Dem besten Whisky auf der Spur
Erfolgreicher ist die KI offenbar dabei, Geschmacksprofile zu erstellen. Der multinationale Getränkeproduzent Diageo (unter anderem Johnnie Walker, Smirnoff, Baileys und Guinness), setzt KI unter anderem ein, um Verbrauchern den perfekten Whisky für ihren Geschmack zu empfehlen, berichtet eine Unternehmenssprecherin. 2019 launchte Diageo dazu die Webseite „What’s Your Whisky“.
Auf der Plattform beantworten Verbraucher elf Fragen wie zum Beispiel „Wie oft isst du Bananen?“ oder „Wie stehst du zu Chili?“ Die Antworten werden dann mithilfe von KI und Maschinenlernen analysiert und ein persönliches Geschmacksprofil erstellt.
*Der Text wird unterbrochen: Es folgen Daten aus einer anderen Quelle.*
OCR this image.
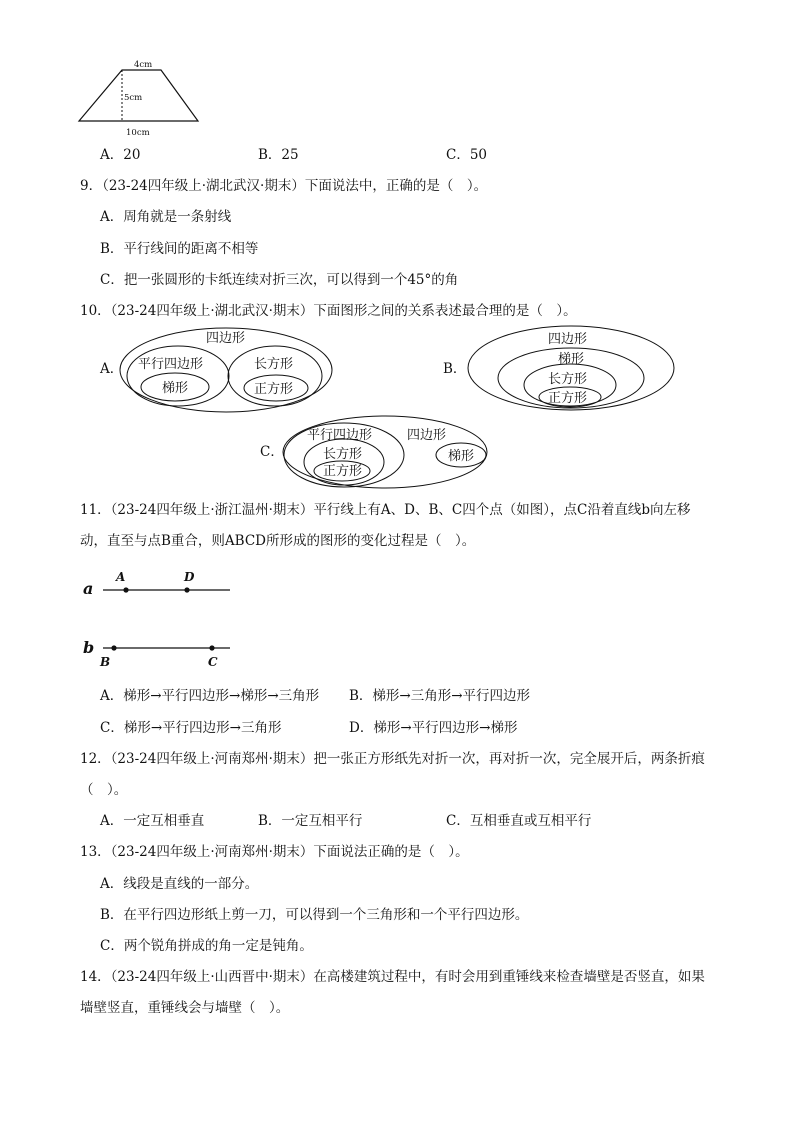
4cm
5cm
10cm
A．20	B．25	C．50
9．（23-24四年级上·湖北武汉·期末）下面说法中，正确的是（　）。
A．周角就是一条射线
B．平行线间的距离不相等
C．把一张圆形的卡纸连续对折三次，可以得到一个45°的角
10．（23-24四年级上·湖北武汉·期末）下面图形之间的关系表述最合理的是（　）。
A．
四边形
平行四边形
梯形
长方形
正方形
B．
四边形
梯形
长方形
正方形
C．
四边形
平行四边形
长方形
正方形
梯形
11．（23-24四年级上·浙江温州·期末）平行线上有A、D、B、C四个点（如图），点C沿着直线b向左移
动，直至与点B重合，则ABCD所形成的图形的变化过程是（　）。
a
b
A	D
B	C
A．梯形→平行四边形→梯形→三角形 B．梯形→三角形→平行四边形
C．梯形→平行四边形→三角形	D．梯形→平行四边形→梯形
12．（23-24四年级上·河南郑州·期末）把一张正方形纸先对折一次，再对折一次，完全展开后，两条折痕
（　）。
A．一定互相垂直	B．一定互相平行	C．互相垂直或互相平行
13．（23-24四年级上·河南郑州·期末）下面说法正确的是（　）。
A．线段是直线的一部分。
B．在平行四边形纸上剪一刀，可以得到一个三角形和一个平行四边形。
C．两个锐角拼成的角一定是钝角。
14．（23-24四年级上·山西晋中·期末）在高楼建筑过程中，有时会用到重锤线来检查墙壁是否竖直，如果
墙壁竖直，重锤线会与墙壁（　）。
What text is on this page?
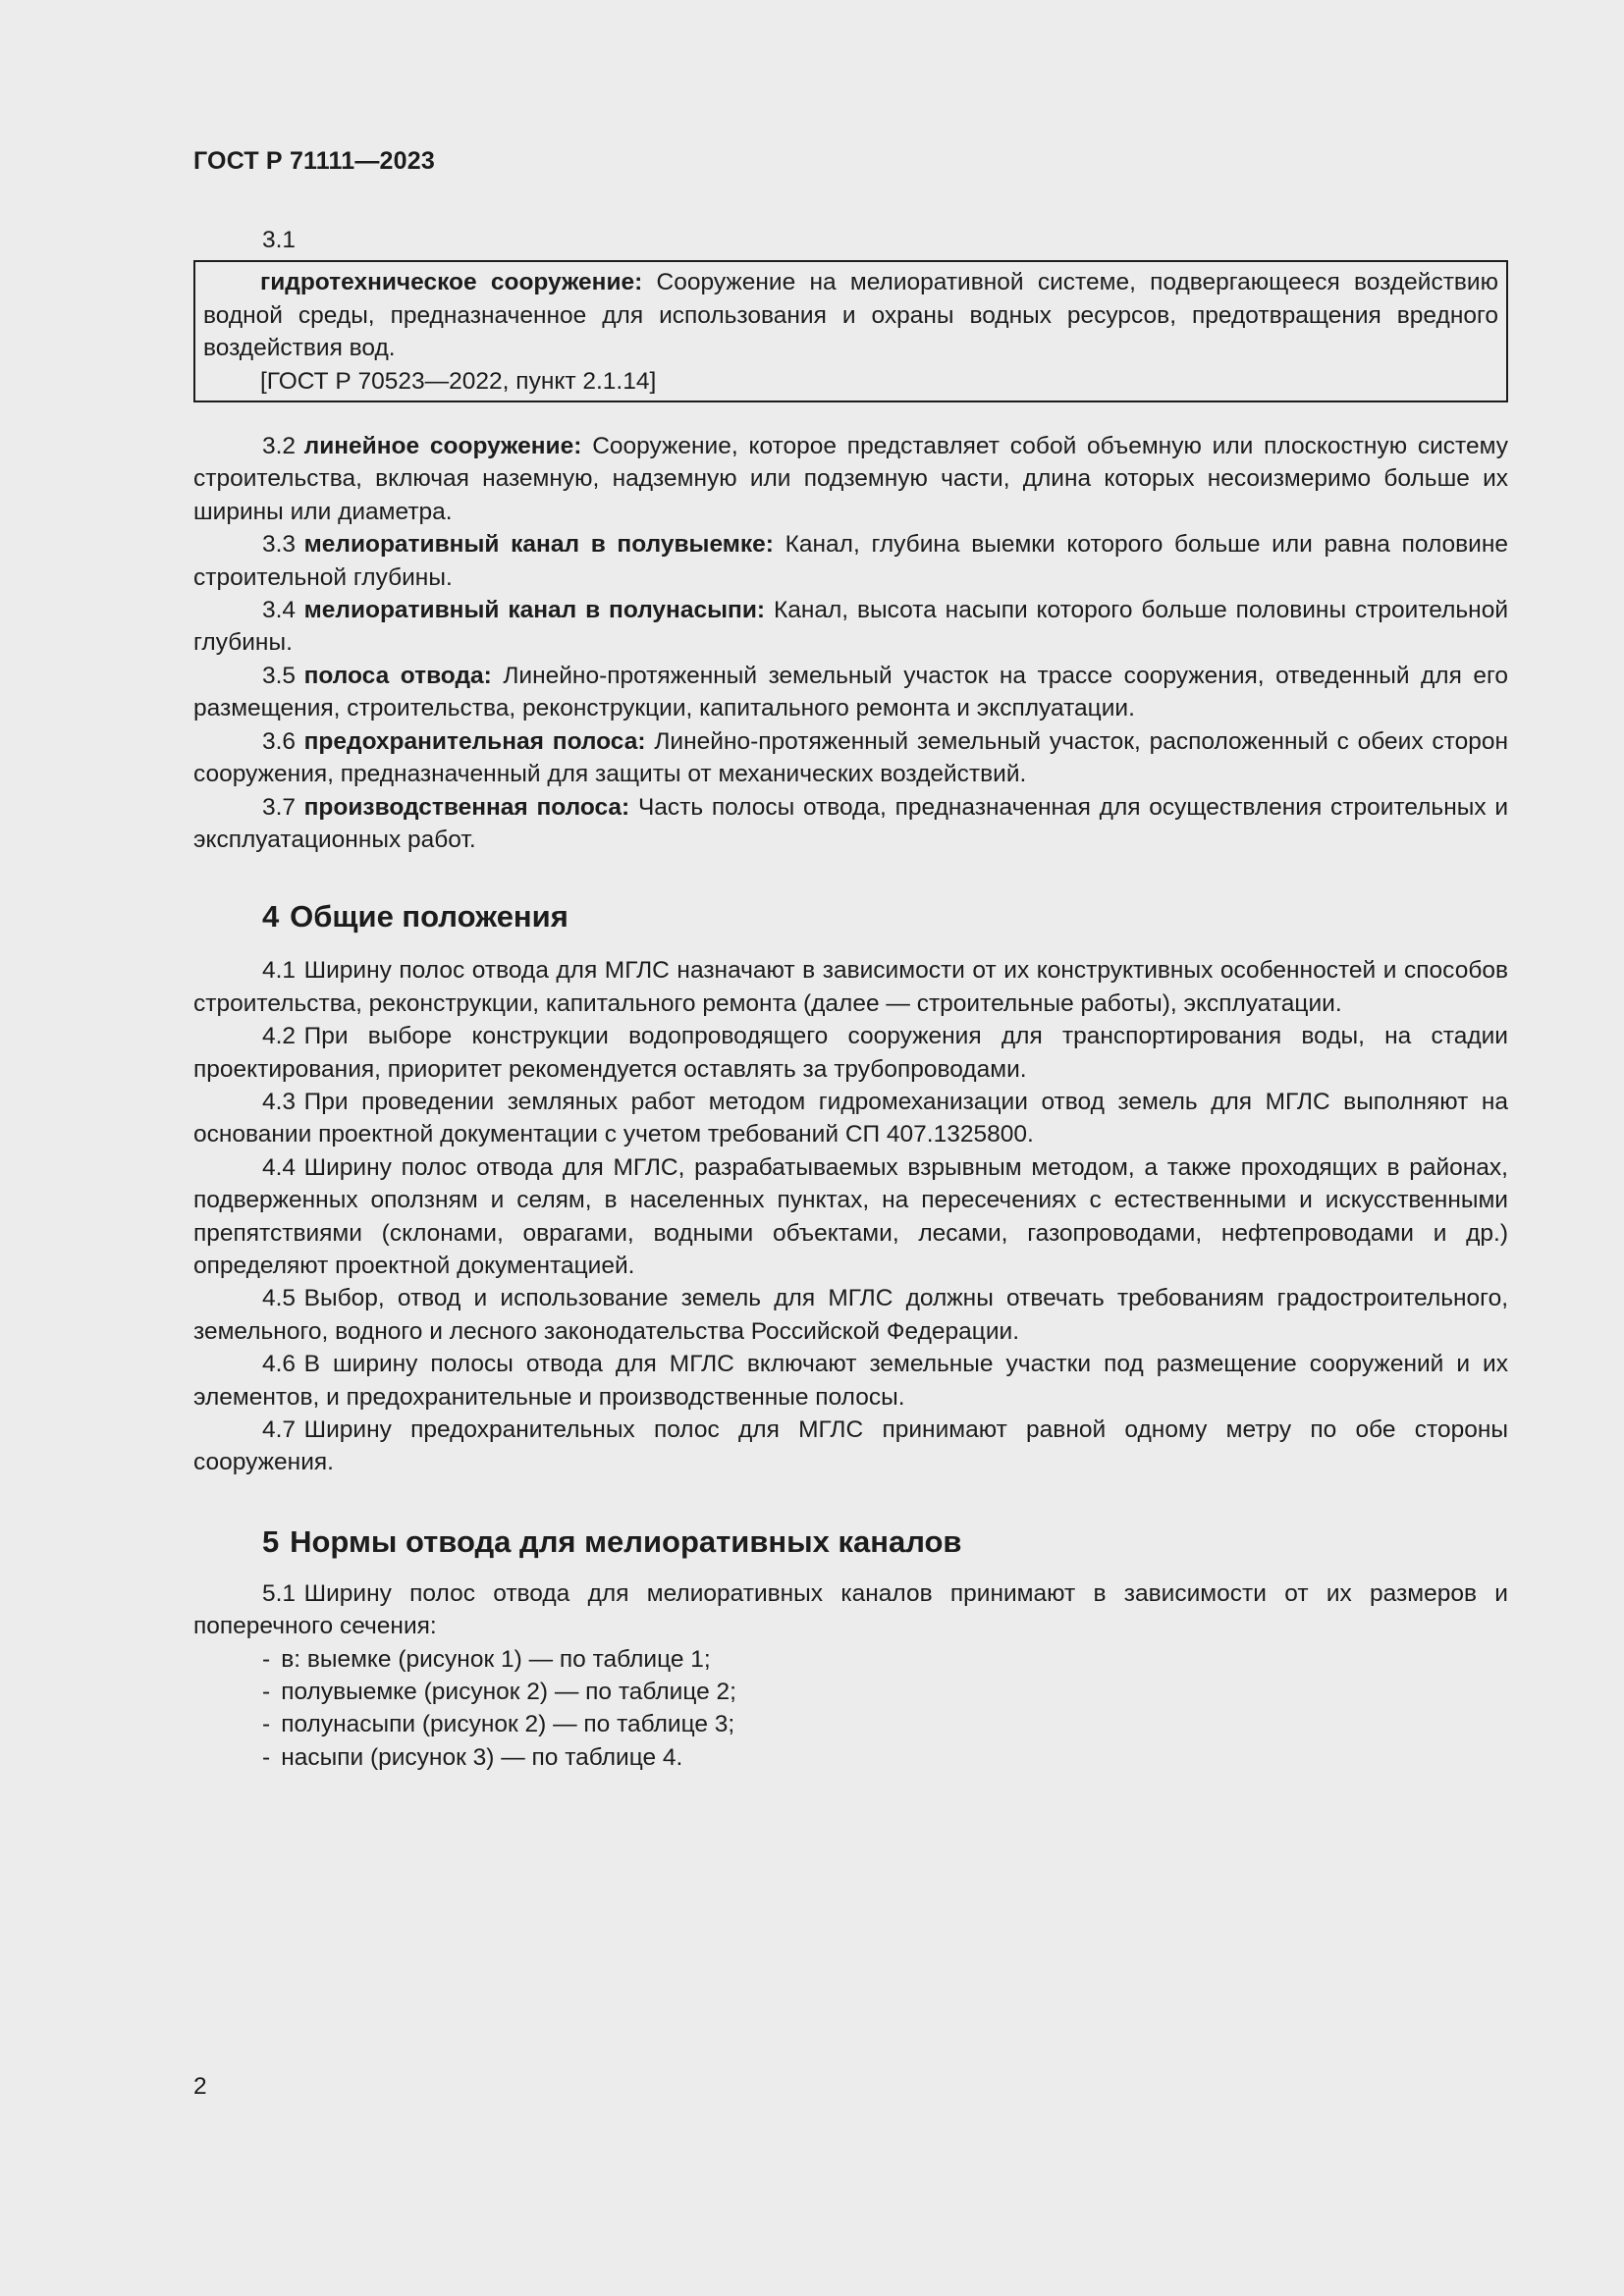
ГОСТ Р 71111—2023

3.1

гидротехническое сооружение: Сооружение на мелиоративной системе, подвергающееся воздействию водной среды, предназначенное для использования и охраны водных ресурсов, предотвращения вредного воздействия вод.

[ГОСТ Р 70523—2022, пункт 2.1.14]

3.2 линейное сооружение: Сооружение, которое представляет собой объемную или плоскостную систему строительства, включая наземную, надземную или подземную части, длина которых несоизмеримо больше их ширины или диаметра.

3.3 мелиоративный канал в полувыемке: Канал, глубина выемки которого больше или равна половине строительной глубины.

3.4 мелиоративный канал в полунасыпи: Канал, высота насыпи которого больше половины строительной глубины.

3.5 полоса отвода: Линейно-протяженный земельный участок на трассе сооружения, отведенный для его размещения, строительства, реконструкции, капитального ремонта и эксплуатации.

3.6 предохранительная полоса: Линейно-протяженный земельный участок, расположенный с обеих сторон сооружения, предназначенный для защиты от механических воздействий.

3.7 производственная полоса: Часть полосы отвода, предназначенная для осуществления строительных и эксплуатационных работ.

4 Общие положения

4.1 Ширину полос отвода для МГЛС назначают в зависимости от их конструктивных особенностей и способов строительства, реконструкции, капитального ремонта (далее — строительные работы), эксплуатации.

4.2 При выборе конструкции водопроводящего сооружения для транспортирования воды, на стадии проектирования, приоритет рекомендуется оставлять за трубопроводами.

4.3 При проведении земляных работ методом гидромеханизации отвод земель для МГЛС выполняют на основании проектной документации с учетом требований СП 407.1325800.

4.4 Ширину полос отвода для МГЛС, разрабатываемых взрывным методом, а также проходящих в районах, подверженных оползням и селям, в населенных пунктах, на пересечениях с естественными и искусственными препятствиями (склонами, оврагами, водными объектами, лесами, газопроводами, нефтепроводами и др.) определяют проектной документацией.

4.5 Выбор, отвод и использование земель для МГЛС должны отвечать требованиям градостроительного, земельного, водного и лесного законодательства Российской Федерации.

4.6 В ширину полосы отвода для МГЛС включают земельные участки под размещение сооружений и их элементов, и предохранительные и производственные полосы.

4.7 Ширину предохранительных полос для МГЛС принимают равной одному метру по обе стороны сооружения.

5 Нормы отвода для мелиоративных каналов

5.1 Ширину полос отвода для мелиоративных каналов принимают в зависимости от их размеров и поперечного сечения:

- в: выемке (рисунок 1) — по таблице 1;
- полувыемке (рисунок 2) — по таблице 2;
- полунасыпи (рисунок 2) — по таблице 3;
- насыпи (рисунок 3) — по таблице 4.
2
Dieses beinhaltet Whiskynoten wie süß, fruchtig, würzig und rauchig. Aufgrund dessen empfiehlt das Programm einen Single Malt Whisky, der dem Geschmack der Nutzer am besten entspricht und bietet so eine einzigartige Möglichkeit, Scotch Whiskys zu entdecken, erklärt die Sprecherin.
Das ursprünglich in neun europäischen Ländern gelaunchte Tool habe bisher 1,5 Millionen Menschen geholfen, ihren perfekten Whisky nach dem persönlichen, KI-generierten Geschmacksprofil zu finden. Mittlerweile gibt es zusätzlich das Portal „What’s Your Cocktail“, das nach demselben Prinzip Empfehlungen für Drinks gibt und dabei sämtliche Spirituosenkategorien von Wodka und Tequila über Whisky und Rum bis zu Gin berücksichtigt.
Wettlauf zwischen Mensch und Maschine
Noch können Brauer, Brennmeister oder Getränketechnologen bei der Entwicklung neuer Getränke mit ihrer Erfahrung und Ausbildung klar gegenüber der KI punkten. Doch es wird wohl nur eine Frage der Zeit sein, bis auch hier genügend Datensätze vorliegen, dass die KI den Geschmack der Kunden mindestens genauso gut trifft. Gerade in schnelllebigen Bereichen, wie der Herstellung von Softdrinks, wird KI wohl bald nicht mehr wegzudenken sein.